PARIS, 17 février 2020 (AFP) – Le président de l’Assemblée nationale Richard Ferrand (LREM) a proposé lundi sans succès aux groupes politiques de limiter à 100 heures, sur trois semaines, les débats sur la réforme des retraites, objet de 41.000 amendements, a-t-on appris de source parlementaire.

Le leader des insoumis Jean-Luc Mélenchon a déclaré devant la presse que « nous n’en voulons pas ». « Au demeurant, pourquoi leur faciliterait-on le travail, c’est pas le but », a-t-il ajouté.

La proposition de ce « temps législatif programmé » sur trois semaines, inédit par sa longueur, a été soumise en vain en conférence des présidents de l’Assemblée avant le coup d’envoi des débats à 16H00.

Il fallait l’accord de tous les présidents de groupe pour une mise en oeuvre, qui ne peut être imposée pour des raisons de calendrier restreint. Or les insoumis et les communistes s’y sont opposés.

L’ultime outil pour couper court aux débats reste dès lors le recours à l’article 49.3 de la Constitution qui permet l’adoption d’un texte sans vote.
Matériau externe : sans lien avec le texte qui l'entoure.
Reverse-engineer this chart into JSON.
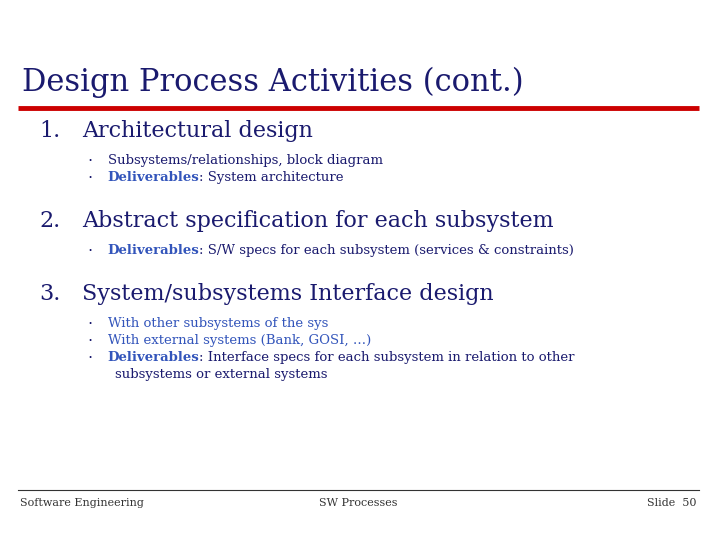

Le titulaire du perchoir, qui a prévu de présider une bonne part des séances, voulait « préserver l’intérêt et la dignité des débats », selon un communiqué de la présidence.

Deux semaines d’examen de la réforme sont d’ores et déjà prévues et une troisième semaine est encore possible, avant la pause des travaux pour les élections municipales.

Le « temps législatif programmé » permet de fixer une durée maximale pour l’examen de l’ensemble d’un texte, 60% du temps étant attribué aux groupes d’opposition puis réparti entre eux à proportion de leur effectif.